Bioreactors to Replace Animal Testing in Bone Research

Lead Research Organisation: Imperial College London
Department Name: Mechanical Engineering


Our vision is to replace need for animal testing in bone research with lab-based bioreactor analyses of human tissue. The immediate benefit will be replaced animal burden for bone research and orthopaedic intervention development at technology readiness levels 1-4. The method will also lead to better interventions as treatments are optimised with human bone, sourced from patients with relevant demographics and disease history. Advancing interventions to promote favourable bone remodelling is important for the 200,000 people who require joint replacement, or the 70,000 that fracture their hip each year in the UK, with similar numbers affected worldwide.

The research is timely: animal burden is growing as the field transitions from passive implants tested in cadavers, to orthobiologics, tissue engineered implants, drugs and active stimulation technologies that influences living tissue pathways. An appropriate preclinical test method is needed to facilitate the development and translation of these technologies to deliver improvements in patient care and socioeconomic benefit.

The core idea that underpins the proposal is that tissue can stay viable for 1-24 hrs after being removed from the body; something that is widely accepted in the field of transplants. With bioreactor technology, we will keep the bone viable for weeks, allowing for novel interventions to be tested against viable human bone, in the lab.

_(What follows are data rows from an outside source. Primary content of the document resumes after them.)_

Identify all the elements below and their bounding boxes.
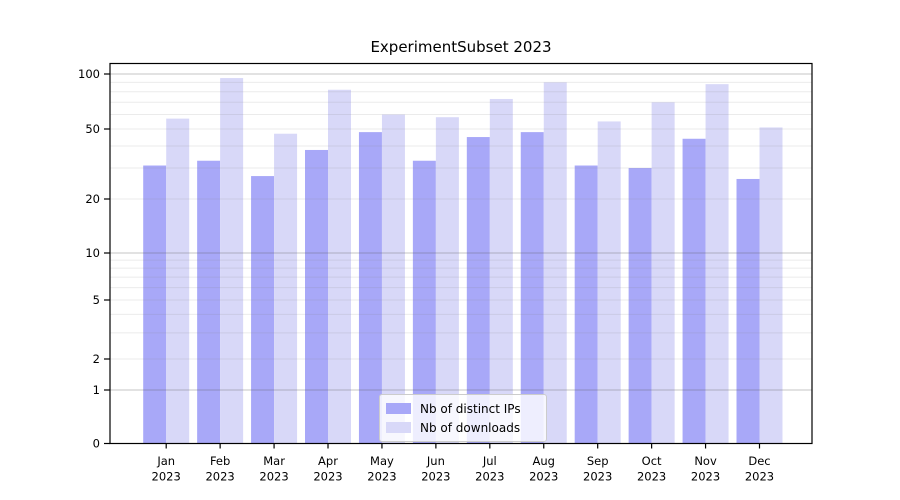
bar-downloads-apr (328, 89, 352, 444)
bar-downloads-sep (597, 121, 621, 444)
bars-layer (143, 78, 783, 444)
x-tick-label: 2023 (421, 470, 450, 484)
x-tick-label: Oct (642, 454, 662, 468)
bar-downloads-feb (220, 78, 244, 444)
x-tick-label: 2023 (259, 470, 288, 484)
x-tick-label: Jun (426, 454, 445, 468)
y-axis: 0 1 2 5 10 20 50 100 (78, 67, 110, 451)
y-tick-label: 1 (93, 383, 100, 397)
x-tick-label: 2023 (367, 470, 396, 484)
bar-ips-jun (412, 160, 436, 444)
y-tick-label: 50 (85, 122, 100, 136)
x-tick-label: Aug (533, 454, 555, 468)
bar-ips-apr (305, 149, 329, 444)
bar-downloads-may (381, 114, 405, 444)
bar-ips-mar (251, 176, 275, 444)
y-tick-label: 5 (93, 293, 100, 307)
bar-downloads-aug (543, 82, 567, 444)
bar-ips-nov (682, 138, 706, 444)
bar-ips-jan (143, 165, 167, 444)
x-tick-label: 2023 (529, 470, 558, 484)
bar-ips-dec (736, 178, 760, 444)
x-tick-label: Apr (318, 454, 338, 468)
legend-item-distinct-ips: Nb of distinct IPs (386, 402, 538, 416)
legend-swatch-distinct-ips (386, 403, 411, 414)
y-tick-label: 20 (85, 192, 100, 206)
bar-ips-sep (574, 165, 598, 444)
x-tick-label: Mar (263, 454, 285, 468)
x-tick-label: Nov (694, 454, 717, 468)
x-tick-label: 2023 (205, 470, 234, 484)
legend-swatch-downloads (386, 422, 411, 433)
bar-downloads-jul (489, 98, 513, 444)
bar-downloads-jun (435, 117, 459, 444)
bar-ips-jul (466, 137, 490, 444)
y-tick-label: 10 (85, 246, 100, 260)
bar-downloads-dec (759, 127, 783, 444)
x-tick-label: Feb (210, 454, 230, 468)
x-tick-label: Jul (482, 454, 497, 468)
legend-item-downloads: Nb of downloads (386, 421, 538, 435)
bar-ips-feb (197, 160, 221, 444)
y-tick-label: 2 (93, 352, 100, 366)
bar-ips-oct (628, 168, 652, 444)
x-tick-label: 2023 (313, 470, 342, 484)
bar-downloads-mar (274, 133, 298, 444)
x-tick-label: Dec (748, 454, 770, 468)
x-tick-label: 2023 (691, 470, 720, 484)
x-tick-label: 2023 (475, 470, 504, 484)
x-tick-label: Sep (587, 454, 609, 468)
y-tick-label: 0 (93, 437, 100, 451)
bar-downloads-oct (651, 102, 675, 444)
x-tick-label: 2023 (152, 470, 181, 484)
bar-ips-aug (520, 132, 544, 444)
x-tick-label: Jan (156, 454, 175, 468)
legend-label-distinct-ips: Nb of distinct IPs (420, 401, 521, 416)
bar-downloads-jan (166, 118, 190, 444)
bar-downloads-nov (705, 84, 729, 444)
gridlines-layer (110, 73, 812, 391)
legend-label-downloads: Nb of downloads (420, 420, 521, 435)
chart-title: ExperimentSubset 2023 (370, 38, 552, 56)
legend: Nb of distinct IPs Nb of downloads (379, 394, 547, 442)
y-tick-label: 100 (78, 67, 100, 81)
x-tick-label: 2023 (745, 470, 774, 484)
bar-ips-may (358, 132, 382, 444)
x-tick-label: 2023 (637, 470, 666, 484)
x-tick-label: May (370, 454, 394, 468)
x-axis: Jan 2023 Feb 2023 Mar 2023 Apr 2023 May 2023 Jun 20… (152, 443, 774, 484)
x-tick-label: 2023 (583, 470, 612, 484)
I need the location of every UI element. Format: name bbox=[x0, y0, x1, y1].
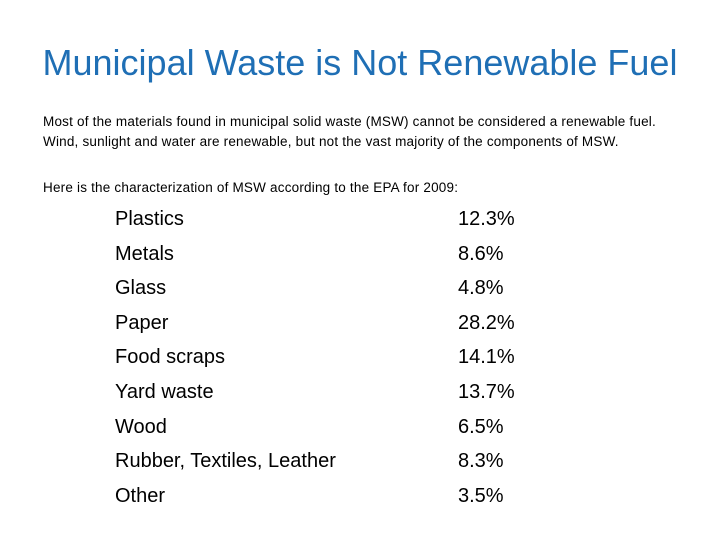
category-plastics: Plastics bbox=[115, 208, 184, 230]
percent-wood: 6.5% bbox=[458, 415, 504, 438]
table-row: Paper 28.2% bbox=[115, 306, 595, 341]
waste-composition-table: Plastics 12.3% Metals 8.6% Glass 4.8% Pa… bbox=[115, 202, 595, 513]
table-row: Yard waste 13.7% bbox=[115, 375, 595, 410]
category-paper: Paper bbox=[115, 311, 169, 334]
table-row: Other 3.5% bbox=[115, 479, 595, 514]
percent-food-scraps: 14.1% bbox=[458, 346, 515, 369]
table-row: Plastics 12.3% bbox=[115, 202, 595, 237]
category-food-scraps: Food scraps bbox=[115, 346, 226, 369]
percent-metals: 8.6% bbox=[458, 242, 504, 265]
percent-glass: 4.8% bbox=[458, 277, 504, 300]
percent-yard-waste: 13.7% bbox=[458, 380, 515, 403]
category-glass: Glass bbox=[115, 277, 167, 300]
percent-other: 3.5% bbox=[458, 484, 504, 507]
table-row: Rubber, Textiles, Leather 8.3% bbox=[115, 444, 595, 479]
source-line: Here is the characterization of MSW acco… bbox=[43, 180, 459, 195]
category-rubber-textiles-leather: Rubber, Textiles, Leather bbox=[115, 450, 336, 473]
percent-paper: 28.2% bbox=[458, 311, 515, 334]
category-wood: Wood bbox=[115, 415, 167, 438]
percent-rubber-textiles-leather: 8.3% bbox=[458, 450, 504, 473]
table-row: Glass 4.8% bbox=[115, 271, 595, 306]
table-row: Wood 6.5% bbox=[115, 410, 595, 445]
intro-paragraph-1: Most of the materials found in municipal… bbox=[43, 114, 656, 129]
table-row: Food scraps 14.1% bbox=[115, 340, 595, 375]
percent-plastics: 12.3% bbox=[458, 208, 515, 230]
category-metals: Metals bbox=[115, 242, 174, 265]
slide-title: Municipal Waste is Not Renewable Fuel bbox=[42, 42, 678, 83]
intro-text: Most of the materials found in municipal… bbox=[43, 112, 703, 152]
category-other: Other bbox=[115, 484, 166, 507]
category-yard-waste: Yard waste bbox=[115, 380, 214, 403]
intro-paragraph-2: Wind, sunlight and water are renewable, … bbox=[43, 134, 619, 149]
table-row: Metals 8.6% bbox=[115, 237, 595, 272]
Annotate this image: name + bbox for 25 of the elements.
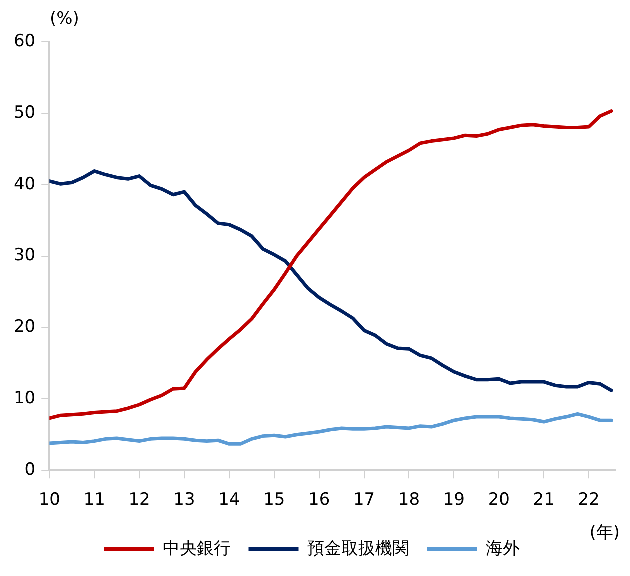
legend-label: 海外 bbox=[486, 538, 520, 559]
y-tick-label: 10 bbox=[14, 388, 36, 409]
x-tick-label: 12 bbox=[128, 490, 150, 510]
y-tick-label: 0 bbox=[24, 460, 36, 480]
x-tick-label: 20 bbox=[488, 490, 510, 510]
x-tick-label: 11 bbox=[84, 490, 106, 510]
y-tick-label: 50 bbox=[14, 102, 36, 123]
y-tick-label: 30 bbox=[14, 246, 36, 266]
legend-label: 預金取扱機関 bbox=[307, 538, 410, 559]
y-tick-label: 60 bbox=[14, 31, 36, 52]
x-tick-label: 22 bbox=[578, 490, 600, 510]
x-tick-label: 14 bbox=[218, 490, 240, 510]
x-tick-label: 21 bbox=[533, 490, 555, 510]
x-tick-label: 18 bbox=[398, 490, 420, 510]
x-axis-title: (年) bbox=[590, 522, 620, 543]
x-tick-label: 17 bbox=[353, 490, 376, 510]
x-tick-label: 19 bbox=[443, 490, 465, 510]
legend-label: 中央銀行 bbox=[162, 538, 231, 559]
x-tick-label: 10 bbox=[38, 490, 60, 510]
x-tick-label: 16 bbox=[308, 490, 330, 510]
x-tick-label: 15 bbox=[264, 490, 286, 510]
x-tick-label: 13 bbox=[174, 490, 196, 510]
y-tick-label: 40 bbox=[14, 174, 36, 194]
y-axis-title: (%) bbox=[50, 8, 80, 29]
y-tick-label: 20 bbox=[14, 317, 36, 338]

This research will investigate the sensitivity of bone bioreactors to tissue preparation methods and bioreactor settings to comprehensively characterise best practice for the novel approach. Then, we will conduct a direct validation against previous in vivo data, to quantify the extent to which the method can replace live animal testing. Finally, with the method validated, to build the 3Rs case for adoption, we will analyse the effect of species (animal vs human) on bone remodelling around implants. This would demonstrate the scientific benefits that could be gained from replacing animal testing with an alternative that is more relevant to humans.